Jockey's cap, clam shells and velvet rhombuses stitch together the tales of 19th century women convicts sent to Australia, modern-day male prisoners, the persecuted and the privileged alongside a couple of Britain's most famous artists in a new show.

Quilts: 1700-2010 at London's Victoria and Albert museum reveals the shape of history in a quilting display that tells the stories of struggle, loss and longing over a timeline that stretches back to before America threw off its colonial masters and when crooks were packed off to the far side of the world.

Turner Prize-winning artists Grayson Perry and Tracey Emin have both provided thought-provoking contributions, but one of the gripping highlights of the show is the floor-to-ceiling Rajah Quilt on loan from Australia.

The quilt is named after the ship on which 180 British women convicts sailed to Tasmania in Australia in 1841 after they were sentenced to "transportation".

The women used sewing provisions and textiles donated by Elizabeth Fry's social reform initiative to create what is now the only transportation quilt in a national collection, never before shown outside Australia.

When the Rajah arrived in Hobart on July 19, 1841, the textile supplies had been turned into an inscribed patchwork, embroidered and appliqué coverlet, which was presented to the governor's wife as evidence of the women's industry.

Made using the pieced-medallion style common in the late 18th century, its central panel is worked with broderie perse, a term used to describe appliquéd chintz, probably because of its supposed resemblance to Persian embroidery.

The V & A show is popular and has attracted interest across Britain and from across the Atlantic in America, where quilting remains a popular activity.

Assistant curator Claire Smith said quilting was a way of documenting your own history and said research for the exhibition had revealed touching and intimate family histories.

Ms Smith said a small cot quilt probably from the 1690s was known only to have been made by the Governor of Deal Castle's daughter Priscilla Redding.

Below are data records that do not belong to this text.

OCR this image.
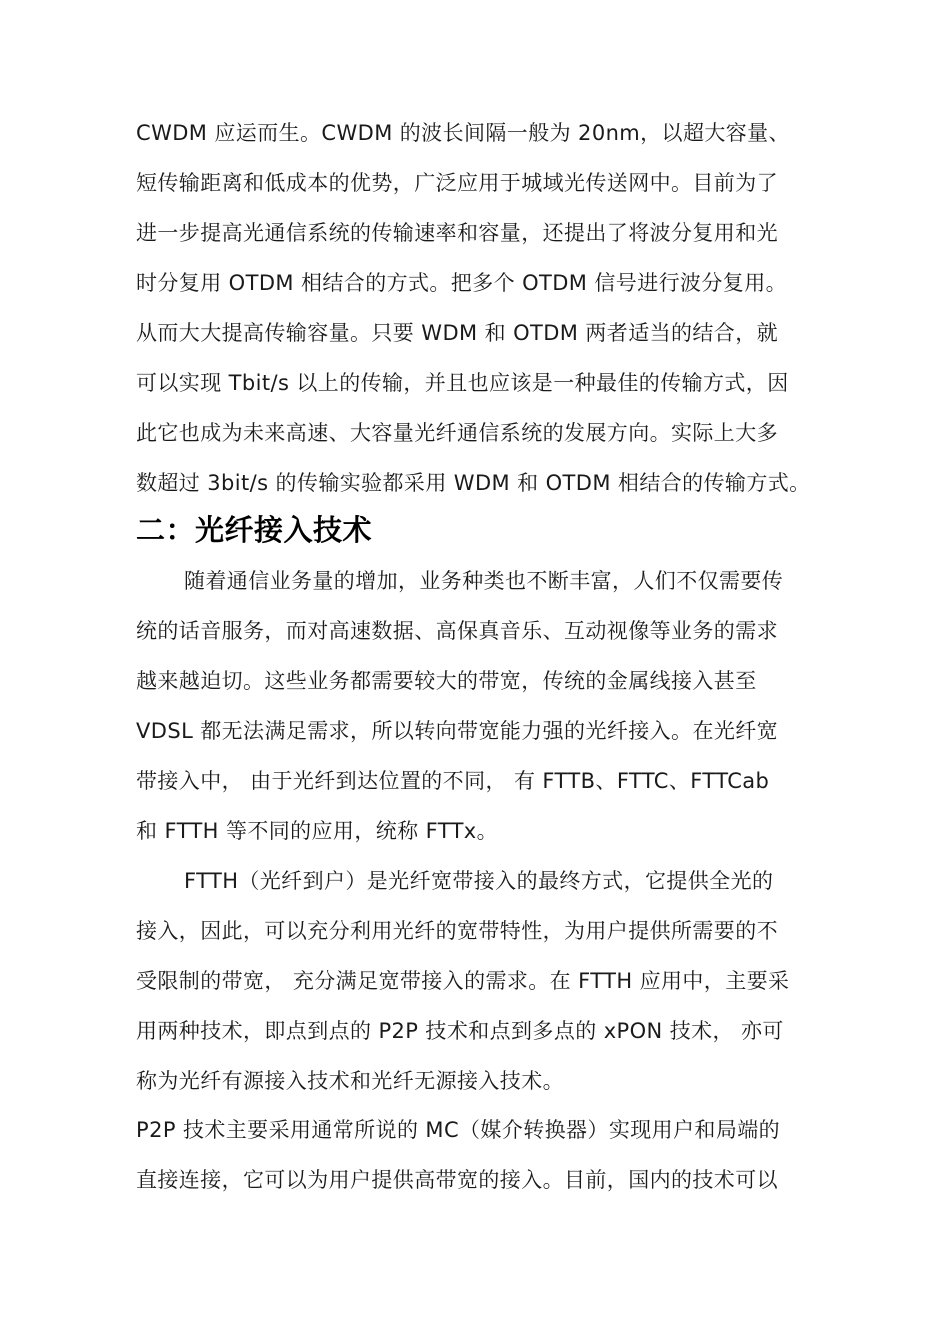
CWDM 应运而生。CWDM 的波长间隔一般为 20nm，以超大容量、
短传输距离和低成本的优势，广泛应用于城域光传送网中。目前为了
进一步提高光通信系统的传输速率和容量，还提出了将波分复用和光
时分复用 OTDM 相结合的方式。把多个 OTDM 信号进行波分复用。
从而大大提高传输容量。只要 WDM 和 OTDM 两者适当的结合，就
可以实现 Tbit/s 以上的传输，并且也应该是一种最佳的传输方式，因
此它也成为未来高速、大容量光纤通信系统的发展方向。实际上大多
数超过 3bit/s 的传输实验都采用 WDM 和 OTDM 相结合的传输方式。
二：光纤接入技术
随着通信业务量的增加，业务种类也不断丰富，人们不仅需要传
统的话音服务，而对高速数据、高保真音乐、互动视像等业务的需求
越来越迫切。这些业务都需要较大的带宽，传统的金属线接入甚至
VDSL 都无法满足需求，所以转向带宽能力强的光纤接入。在光纤宽
带接入中， 由于光纤到达位置的不同， 有 FTTB、FTTC、FTTCab
和 FTTH 等不同的应用，统称 FTTx。
FTTH（光纤到户）是光纤宽带接入的最终方式，它提供全光的
接入，因此，可以充分利用光纤的宽带特性，为用户提供所需要的不
受限制的带宽， 充分满足宽带接入的需求。在 FTTH 应用中，主要采
用两种技术，即点到点的 P2P 技术和点到多点的 xPON 技术， 亦可
称为光纤有源接入技术和光纤无源接入技术。
P2P 技术主要采用通常所说的 MC（媒介转换器）实现用户和局端的
直接连接，它可以为用户提供高带宽的接入。目前，国内的技术可以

"Research for the exhibition uncovered Priscilla's diary chronicling the religious persecution of her father for being a Baptist preacher, the near drowning of her daughter and the death of her oldest son at the age of 15; very important and poignant family events," Ms Smith said.

Grayson Perry's 1993 Right to Life is a comparatively small but dramatic and disturbing quilt of red, white and black velvet. Its intricate designs of rotating foetuses contradicts the regularly perceived role of a quilt as an object of warmth and comfort and creates an unsettling commentary on the American abortion debate of the 1990s.

Designed by Perry it demonstrates the use of modern technology in craft and was professionally stitched by computer-controlled embroidery.

Ms Smith said the bedroom has always been a site for incredible decorative display and Tracey Emin's quilt To Meet My Past - arranged on a bed - provides a confessional installation which follows the tradition of quilts used as vessels for personal and collective memories.

Caren Garfen's How Many Times Do I Have To Repeat Myself 2010 centred around women, the workplace and home. Fluff from domestic clothes dryers was collected by women in an aligned study and trapped within the quilt as an analogy of women trapped into working due to financial pressures when in reality they would prefer to remain at home.